Verily, a line must be drawn between management prerogatives regarding business operations per se and those
which affect the rights of the employees. In treating the latter, management should see to it that its employees
are at least properly informed of its decisions or modes of action.

PAL posits the view that by singing the CBA, PALEA in effect, recognized PALs exclusive right to make and enforce
company rules and regulations to carry out the functions of management without having to discuss the same with
PALEA and much less, obtain the latters conformity thereto.

Such provision may not be interpreted as cession of employees rights to participate in the deliberation of matters
which may affect their rights. And one such matter is the formulation of a code of discipline.

Industrial peace cannot be achieved if the employees are denied their just participation in the discussion of
matters affecting their rights. Even before Article 211 of LC, it was declared policy of the Sate (d) To promote the
enlightment of workers concerning their rights and obligations as employees. This was amplified by R.A. 6715
when it decreed that participation of workers in decision and policy making processes affecting their rights, duties
and welfare.

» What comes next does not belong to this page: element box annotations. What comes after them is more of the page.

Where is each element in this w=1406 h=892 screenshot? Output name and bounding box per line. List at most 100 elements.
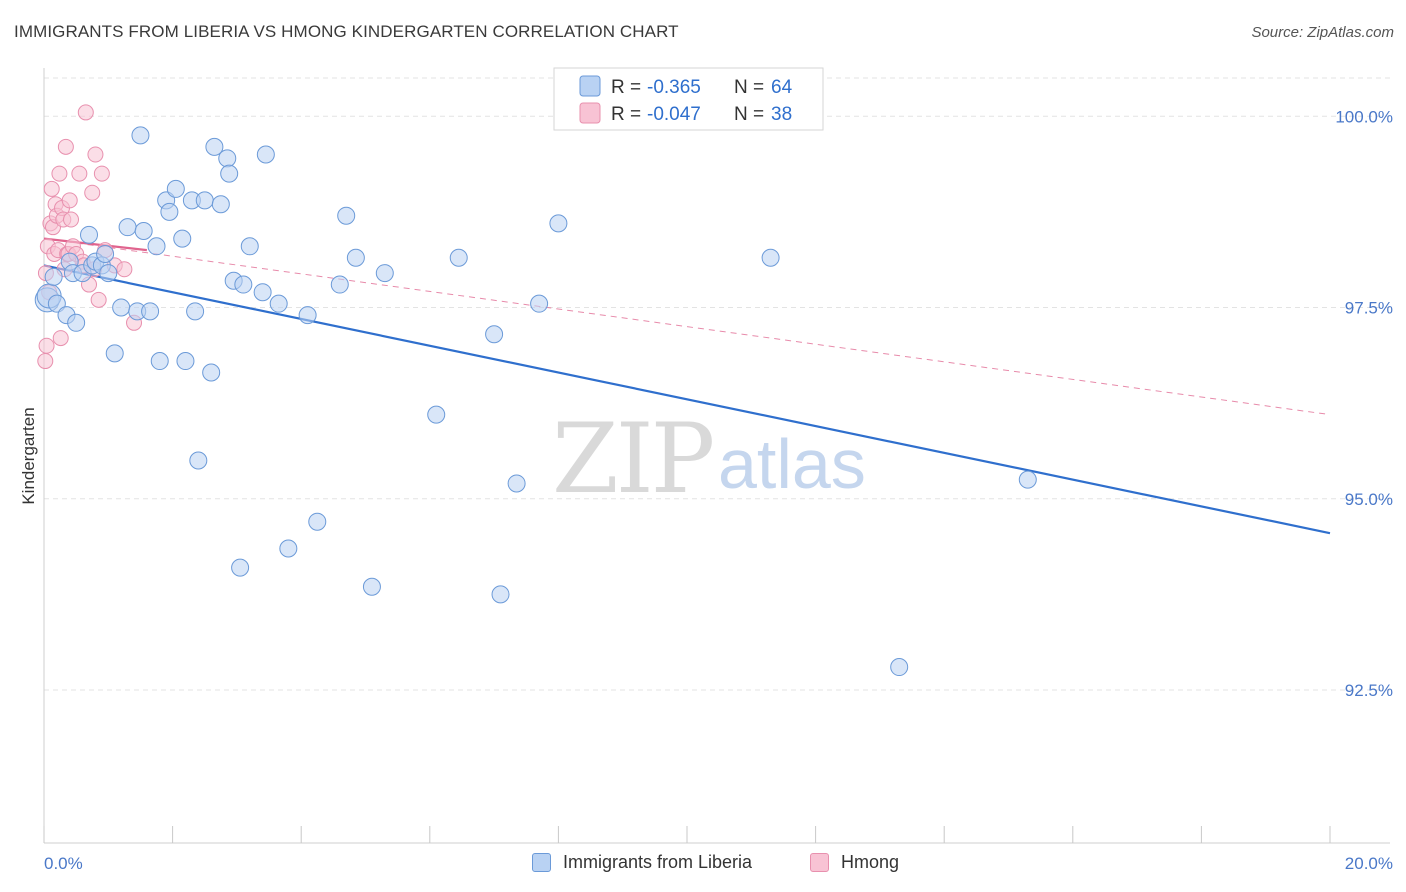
- hmong-point-23: [71, 165, 88, 182]
- liberia-point-25: [160, 202, 179, 221]
- liberia-point-7: [67, 313, 86, 332]
- x-tick-label-0: 0.0%: [44, 854, 83, 873]
- liberia-point-62: [890, 658, 909, 677]
- hmong-point-12: [52, 330, 69, 347]
- liberia-point-63: [1018, 470, 1037, 489]
- chart-title: IMMIGRANTS FROM LIBERIA VS HMONG KINDERG…: [14, 22, 679, 41]
- hmong-point-28: [84, 184, 101, 201]
- liberia-point-17: [118, 218, 137, 237]
- legend-n-label-1: N =: [734, 77, 764, 98]
- liberia-points: [34, 107, 1037, 677]
- liberia-point-43: [256, 145, 275, 164]
- watermark: ZIP atlas: [552, 403, 866, 515]
- liberia-point-23: [150, 352, 169, 371]
- legend-n-value-1: 64: [771, 77, 793, 98]
- legend-item-liberia[interactable]: Immigrants from Liberia: [532, 852, 752, 873]
- liberia-point-54: [449, 248, 468, 267]
- legend-swatch-hmong: [579, 102, 601, 124]
- liberia-point-56: [491, 585, 510, 604]
- liberia-point-31: [189, 451, 208, 470]
- hmong-point-30: [87, 146, 104, 163]
- bottom-legend: Immigrants from Liberia Hmong: [0, 852, 1406, 878]
- legend-label-liberia: Immigrants from Liberia: [563, 852, 753, 872]
- axes: [43, 68, 1390, 844]
- liberia-point-42: [253, 283, 272, 302]
- hmong-point-35: [116, 261, 133, 278]
- liberia-point-3: [47, 294, 66, 313]
- liberia-point-45: [279, 539, 298, 558]
- liberia-point-21: [141, 302, 160, 321]
- source-credit: Source: ZipAtlas.com: [1251, 24, 1394, 41]
- liberia-point-51: [362, 577, 381, 596]
- liberia-point-20: [134, 222, 153, 240]
- hmong-point-5: [43, 180, 60, 197]
- liberia-point-27: [173, 229, 192, 248]
- liberia-point-50: [346, 248, 365, 267]
- hmong-point-0: [37, 353, 54, 370]
- y-tick-label-1: 95.0%: [1345, 490, 1393, 509]
- liberia-point-32: [195, 191, 214, 210]
- liberia-point-16: [112, 298, 131, 317]
- y-tick-label-2: 97.5%: [1345, 299, 1393, 318]
- legend-r-value-1: -0.365: [647, 77, 701, 98]
- legend-swatch-liberia-bottom: [532, 853, 551, 872]
- liberia-point-9: [80, 225, 99, 244]
- liberia-point-14: [99, 264, 118, 283]
- liberia-point-53: [427, 405, 446, 424]
- hmong-point-31: [90, 291, 107, 308]
- legend-swatch-liberia: [579, 75, 601, 97]
- liberia-point-26: [166, 179, 185, 198]
- liberia-point-55: [485, 325, 504, 344]
- liberia-point-19: [131, 126, 150, 145]
- hmong-point-1: [38, 337, 55, 354]
- hmong-trend-dashed: [43, 238, 1331, 416]
- legend-n-value-2: 38: [771, 104, 792, 125]
- legend-n-label-2: N =: [734, 104, 764, 125]
- liberia-point-40: [234, 275, 253, 294]
- liberia-point-35: [211, 195, 230, 214]
- y-tick-label-0: 92.5%: [1345, 681, 1393, 700]
- liberia-point-15: [105, 344, 124, 363]
- watermark-zip: ZIP: [552, 403, 713, 515]
- gridlines: [44, 77, 1390, 691]
- liberia-point-47: [308, 512, 327, 531]
- liberia-point-30: [186, 302, 205, 321]
- liberia-point-37: [220, 164, 239, 183]
- liberia-point-2: [44, 267, 63, 286]
- liberia-point-39: [231, 558, 250, 577]
- liberia-point-41: [240, 237, 259, 256]
- hmong-point-19: [61, 192, 78, 209]
- liberia-point-36: [218, 149, 237, 168]
- hmong-point-16: [57, 138, 74, 155]
- trend-lines: [43, 237, 1331, 535]
- liberia-trend-line: [43, 264, 1331, 535]
- liberia-point-33: [202, 363, 221, 382]
- liberia-point-22: [147, 237, 166, 256]
- correlation-legend: R = -0.365 N = 64 R = -0.047 N = 38: [553, 67, 824, 131]
- liberia-point-59: [549, 214, 568, 233]
- legend-swatch-hmong-bottom: [810, 853, 829, 872]
- liberia-point-28: [176, 352, 195, 371]
- watermark-atlas: atlas: [718, 425, 866, 503]
- liberia-point-44: [269, 294, 288, 313]
- liberia-point-13: [96, 244, 115, 263]
- legend-item-hmong[interactable]: Hmong: [810, 852, 899, 873]
- liberia-point-34: [205, 137, 224, 156]
- liberia-point-58: [530, 294, 549, 313]
- x-tick-labels: 0.0% 20.0%: [44, 854, 1393, 873]
- hmong-point-11: [51, 165, 68, 182]
- legend-label-hmong: Hmong: [841, 852, 900, 872]
- y-axis-label: Kindergarten: [19, 407, 38, 504]
- liberia-point-48: [330, 275, 349, 294]
- liberia-point-46: [298, 306, 317, 325]
- y-tick-label-3: 100.0%: [1335, 107, 1393, 126]
- y-tick-labels: 92.5% 95.0% 97.5% 100.0%: [1335, 107, 1393, 700]
- hmong-point-20: [63, 211, 80, 228]
- legend-r-label-2: R =: [611, 104, 641, 125]
- hmong-point-32: [93, 165, 110, 182]
- hmong-trend-solid: [43, 237, 148, 252]
- liberia-point-52: [375, 264, 394, 283]
- liberia-point-61: [761, 248, 780, 267]
- legend-r-label-1: R =: [611, 77, 641, 98]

Pals position that it cannot be saddled with the obligation of sharing management prerogatives, as
during the formulation of the Code, R.A. 6715 had not yet been enacted cannot be sustained. While such
obligation was not yet found in the law when the Code was formulated, the attainment a harmonious labor-
management relationship and the then already existing state of policy of enlightening workers concerning their
rights as employees demand no less that the observance of transparency.